Rue Jean Jaurès

De Entre plaine et volcans
Aller à : navigation, rechercher
Ceci est une ébauche d'article

Rue Jean Jaurès[modifier]

Né le 3 septembre 1859 à Castres (Tarn), mort assassiné à Paris le 31 juillet 1914 : venu lentement au socialisme, auquel il est définitivement acquis vers 1892-1893 ; grand intellectuel, militant ardent, député de Carmaux ; a donné son nom — mais pas davantage — au courant dit « jauressiste » ; le plus grand et le plus original des leaders du socialisme français ; passionnément attaché à l’Internationale, auprès des instances de laquelle il représenta constamment la France de mai 1901 à sa mort.
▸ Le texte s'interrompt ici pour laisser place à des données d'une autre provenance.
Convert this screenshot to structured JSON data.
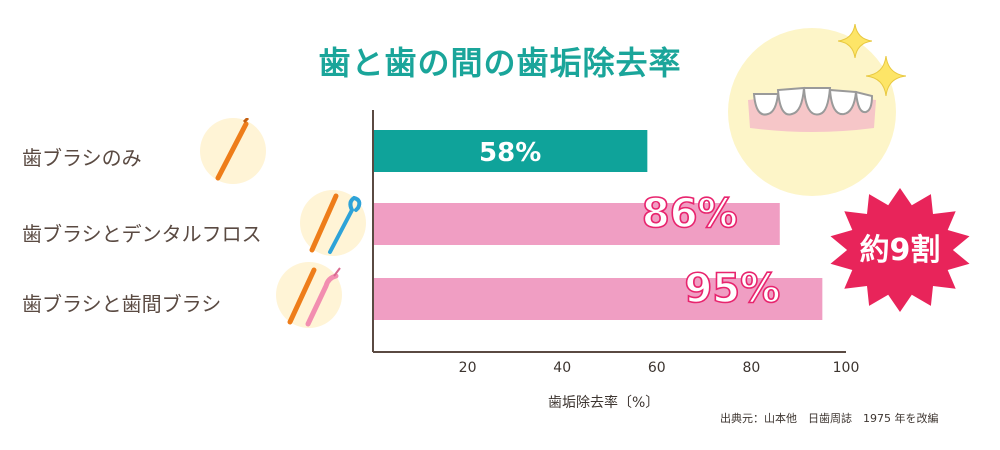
{
  "title": "歯と歯の間の歯垢除去率",
  "categories": [
    {
      "label": "歯ブラシのみ",
      "icon": "toothbrush-icon"
    },
    {
      "label": "歯ブラシとデンタルフロス",
      "icon": "toothbrush-floss-icon"
    },
    {
      "label": "歯ブラシと歯間ブラシ",
      "icon": "toothbrush-interdental-brush-icon"
    }
  ],
  "xlabel": "歯垢除去率〔%〕",
  "source": "出典元：山本他　日歯周誌　1975 年を改編",
  "badge": "約9割",
  "colors": {
    "title": "#1aa59a",
    "bar_brush_only": "#0fa39a",
    "bar_other": "#f09ec3",
    "badge": "#e8245a"
  },
  "chart_data": {
    "type": "bar",
    "orientation": "horizontal",
    "categories": [
      "歯ブラシのみ",
      "歯ブラシとデンタルフロス",
      "歯ブラシと歯間ブラシ"
    ],
    "values": [
      58,
      86,
      95
    ],
    "data_labels": [
      "58%",
      "86%",
      "95%"
    ],
    "xlabel": "歯垢除去率〔%〕",
    "xlim": [
      0,
      100
    ],
    "xticks": [
      20,
      40,
      60,
      80,
      100
    ],
    "grid": false
  }
}
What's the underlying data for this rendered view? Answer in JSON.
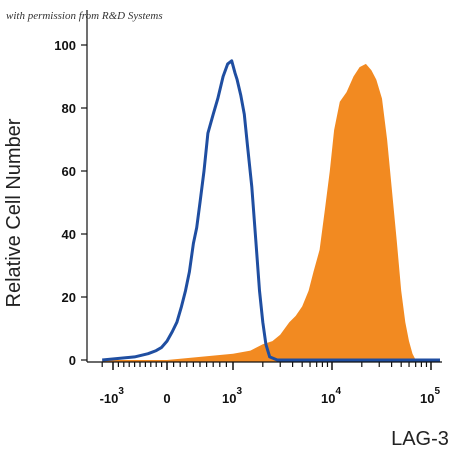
{
  "watermark": "with permission from R&D Systems",
  "chart_data": {
    "type": "area",
    "xlabel": "LAG-3",
    "ylabel": "Relative Cell Number",
    "ylim": [
      0,
      100
    ],
    "y_ticks": [
      "0",
      "20",
      "40",
      "60",
      "80",
      "100"
    ],
    "x_ticks": [
      {
        "base": "-10",
        "exp": "3",
        "value": -1000
      },
      {
        "base": "0",
        "exp": "",
        "value": 0
      },
      {
        "base": "10",
        "exp": "3",
        "value": 1000
      },
      {
        "base": "10",
        "exp": "4",
        "value": 10000
      },
      {
        "base": "10",
        "exp": "5",
        "value": 100000
      }
    ],
    "x_scale": "biexponential",
    "series": [
      {
        "style": "outline",
        "color": "#1f4ea1",
        "points": [
          [
            -1200,
            0
          ],
          [
            -600,
            1
          ],
          [
            -350,
            2
          ],
          [
            -200,
            3
          ],
          [
            -100,
            4
          ],
          [
            0,
            6
          ],
          [
            80,
            9
          ],
          [
            150,
            12
          ],
          [
            220,
            17
          ],
          [
            280,
            22
          ],
          [
            340,
            28
          ],
          [
            400,
            37
          ],
          [
            450,
            42
          ],
          [
            500,
            50
          ],
          [
            560,
            60
          ],
          [
            620,
            72
          ],
          [
            700,
            78
          ],
          [
            770,
            83
          ],
          [
            850,
            90
          ],
          [
            920,
            94
          ],
          [
            980,
            95
          ],
          [
            1050,
            91
          ],
          [
            1100,
            89
          ],
          [
            1200,
            84
          ],
          [
            1300,
            78
          ],
          [
            1400,
            68
          ],
          [
            1550,
            55
          ],
          [
            1700,
            38
          ],
          [
            1850,
            22
          ],
          [
            2000,
            12
          ],
          [
            2150,
            5
          ],
          [
            2350,
            1
          ],
          [
            2800,
            0
          ],
          [
            200000,
            0
          ]
        ]
      },
      {
        "style": "filled",
        "color": "#f28a21",
        "points": [
          [
            -1200,
            0
          ],
          [
            0,
            0
          ],
          [
            500,
            1
          ],
          [
            1000,
            2
          ],
          [
            1500,
            3
          ],
          [
            2000,
            5
          ],
          [
            2500,
            6
          ],
          [
            3000,
            8
          ],
          [
            3700,
            12
          ],
          [
            4300,
            14
          ],
          [
            5000,
            17
          ],
          [
            5800,
            22
          ],
          [
            6500,
            28
          ],
          [
            7500,
            35
          ],
          [
            8500,
            48
          ],
          [
            9500,
            60
          ],
          [
            10500,
            73
          ],
          [
            12000,
            82
          ],
          [
            14000,
            85
          ],
          [
            16500,
            90
          ],
          [
            19000,
            93
          ],
          [
            22000,
            94
          ],
          [
            25000,
            92
          ],
          [
            28000,
            89
          ],
          [
            32000,
            83
          ],
          [
            36000,
            70
          ],
          [
            40000,
            55
          ],
          [
            45000,
            38
          ],
          [
            50000,
            22
          ],
          [
            55000,
            12
          ],
          [
            60000,
            6
          ],
          [
            65000,
            2
          ],
          [
            70000,
            0
          ],
          [
            200000,
            0
          ]
        ]
      }
    ]
  }
}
Jean Jaurès dans le Maitron

Jean Jaurès est un homme politique français né à Castres (Tarn) le 3 septembre 1859 et mort assassiné à Paris le 31 juillet 1914. Orateur et parlementaire socialiste, il s'est notamment illustré par son pacifisme et son opposition au déclenchement de la Première Guerre mondiale. Issu d'une famille de la bourgeoisie et brillant élève, il parviendra à l’École normale supérieure (ENS) et à l'agrégation de philosophie, avant de commencer une carrière politique comme député républicain. Dès 1885, année où il devient le plus jeune député de France, il prend le parti des ouvriers et propose un projet de retraites ouvrières en guise de « premier pas sur la voie de ce socialisme vers quoi tout nous achemine », et il se distinguera par son soutien pour le peuple, notamment durant la grande grève des mineurs de Carmaux. Il s'opposera aux « lois scélérates» et dénoncera avec véhémence la collusion des intérêts économiques avec la politique et la presse. Durant l'affaire Dreyfus, il prend la défense du capitaine et pointe l'antisémitisme dont celui-ci est victime. Le 18 avril 1904, il sort le premier numéro du quotidien L'Humanité, dont il est le fondateur et le directeur. En 1905, il est un des rédacteurs de la loi de séparation des Églises et de l'État. La même année, il participe à la création de la Section française de l'Internationale ouvrière (SFIO), dont il est l'un des acteurs principaux, unifiant ainsi le mouvement socialiste français. Ses positions réformistes lui valent toutefois l'opposition d'une partie de la gauche révolutionnaire. Il consacre les dernières années de sa vie à empêcher, en vain, le déclenchement de la Première Guerre mondiale, et se lie aux autres partis de l'Internationale ouvrière, faisant planer la menace de grève générale au niveau européen. Ces positions pacifistes lui valent d'être assassiné par le nationaliste Raoul Villain à la veille du conflit. Cet événement contribue paradoxalement à entraîner le ralliement de la gauche à l'« Union sacrée ». En 1924, sa dépouille est transférée au Panthéon.